Polystyrene-based nanospheres with controllable microstructures for exceptional solid phase microextraction of organic pollutants

Systematic investigation on the adsorption performance of polystyrene-based nanospheres towards persistent organic pollutants (POPs) is of great importance to the design of high-capacity adsorbent and the toxicological risk assessment of nano plastic. In this study, a series of polystyrene-based nanospheres with controllable mi-crostructures, have been constructed successfully as model adsorbents, by the strategies of emulsion polymeri-zation, hyper-crosslinking and direct carbonization. In the form of Solid phase microextraction (SPME) coatings, the impacts of microstructures on the adsorption performance of constructed nanospheres have been highlighted, by employing benzene series, polycyclic aromatic hydrocarbons (PAHs) and polychlorinated biphenyls (PCBs) as target adsorbates. Moreover, it is surprisingly found that the grafted F atoms make PS demonstrate better enrichment effects towards PCBs than the Cl atoms, mainly due to stronger sigma (sigma)-hole interactions between F atoms and PCBs. In consideration of the most outstanding performance, the F-functionalized nanospheres (xFFNs)-coated SPME fiber is employed for the enrichment of PCBs from water samples, and the enrichment factors range from 1500 to 10030. After coupling the xFFNs-coated fiber with gas chromatography-mass spectrometry (GC-MS), highly sensitive analytical method is developed with detection limits of 0.08-0.89 ng L-1, realizing precise quantifications of trace PCBs in treated sewage samples.

Automated summary

Systematic investigation on the adsorption performance of polystyrene-based nanospheres towards persistent organic pollutants (POPs) is crucial for high-capacity adsorbent design and toxicological risk assessment.

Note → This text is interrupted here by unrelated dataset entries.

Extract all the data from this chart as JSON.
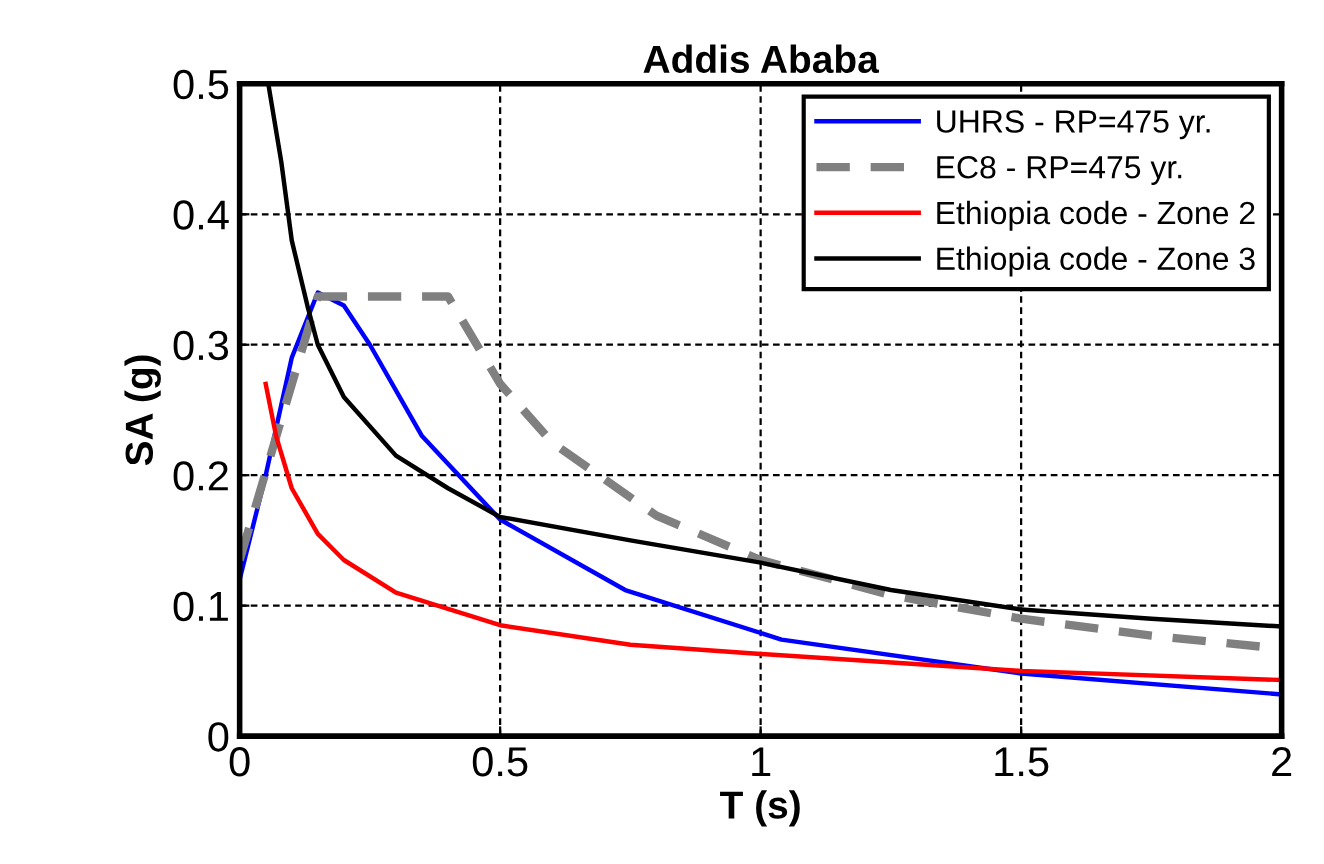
{
  "chart_data": {
    "type": "line",
    "title": "Addis Ababa",
    "xlabel": "T (s)",
    "ylabel": "SA (g)",
    "xlim": [
      0,
      2
    ],
    "ylim": [
      0,
      0.5
    ],
    "xticks": [
      0,
      0.5,
      1,
      1.5,
      2
    ],
    "yticks": [
      0,
      0.1,
      0.2,
      0.3,
      0.4,
      0.5
    ],
    "grid": true,
    "legend": "top right",
    "marker": "none",
    "series": [
      {
        "name": "UHRS - RP=475 yr.",
        "color": "#0000ff",
        "line_style": "solid",
        "x": [
          0,
          0.05,
          0.1,
          0.15,
          0.2,
          0.25,
          0.35,
          0.5,
          0.74,
          1.04,
          1.5,
          2
        ],
        "values": [
          0.12,
          0.2,
          0.29,
          0.34,
          0.33,
          0.3,
          0.23,
          0.166,
          0.112,
          0.074,
          0.048,
          0.032
        ]
      },
      {
        "name": "EC8 - RP=475 yr.",
        "color": "#808080",
        "line_style": "dashed",
        "x": [
          0,
          0.15,
          0.4,
          0.5,
          0.6,
          0.8,
          1,
          1.25,
          1.5,
          1.75,
          2
        ],
        "values": [
          0.135,
          0.337,
          0.337,
          0.27,
          0.225,
          0.169,
          0.135,
          0.108,
          0.09,
          0.077,
          0.067
        ]
      },
      {
        "name": "Ethiopia code - Zone 2",
        "color": "#ff0000",
        "line_style": "solid",
        "x": [
          0.05,
          0.07,
          0.1,
          0.15,
          0.2,
          0.3,
          0.5,
          0.75,
          1,
          1.5,
          2
        ],
        "values": [
          0.27,
          0.23,
          0.19,
          0.155,
          0.135,
          0.11,
          0.085,
          0.07,
          0.063,
          0.05,
          0.043
        ]
      },
      {
        "name": "Ethiopia code - Zone 3",
        "color": "#000000",
        "line_style": "solid",
        "x": [
          0.055,
          0.08,
          0.1,
          0.13,
          0.15,
          0.2,
          0.3,
          0.4,
          0.5,
          0.75,
          1,
          1.25,
          1.5,
          1.75,
          2
        ],
        "values": [
          0.5,
          0.44,
          0.38,
          0.33,
          0.3,
          0.26,
          0.215,
          0.19,
          0.168,
          0.15,
          0.133,
          0.112,
          0.097,
          0.09,
          0.084
        ]
      }
    ]
  }
}
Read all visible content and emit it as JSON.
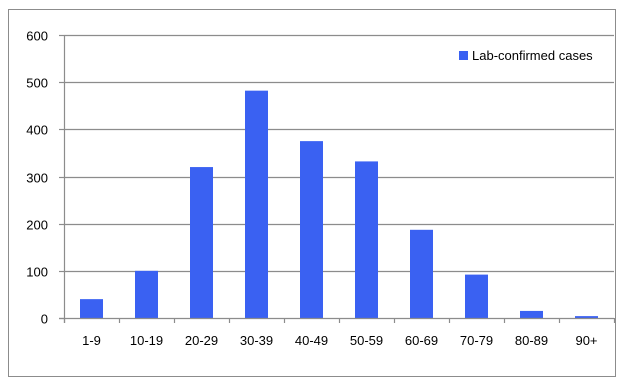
{
  "chart_data": {
    "type": "bar",
    "categories": [
      "1-9",
      "10-19",
      "20-29",
      "30-39",
      "40-49",
      "50-59",
      "60-69",
      "70-79",
      "80-89",
      "90+"
    ],
    "series": [
      {
        "name": "Lab-confirmed cases",
        "color": "#3a61f2",
        "values": [
          40,
          100,
          320,
          482,
          375,
          332,
          187,
          92,
          15,
          4
        ]
      }
    ],
    "ylim": [
      0,
      600
    ],
    "yticks": [
      "0",
      "100",
      "200",
      "300",
      "400",
      "500",
      "600"
    ],
    "grid": true,
    "legend_position": "top-right",
    "title": "",
    "xlabel": "",
    "ylabel": ""
  }
}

In this study, a series of polystyrene-based nanospheres with controllable microstructures were successfully constructed as model adsorbents. It was found that F-functionalized nanospheres (xFFNs) demonstrated better enrichment effects towards PCBs due to stronger sigma (σ)-hole interactions. The xFFNs-coated SPME fiber showed excellent enrichment performance for PCBs, with detection limits of 0.08-0.89 ng L-1 for trace PCB quantification in treated sewage samples.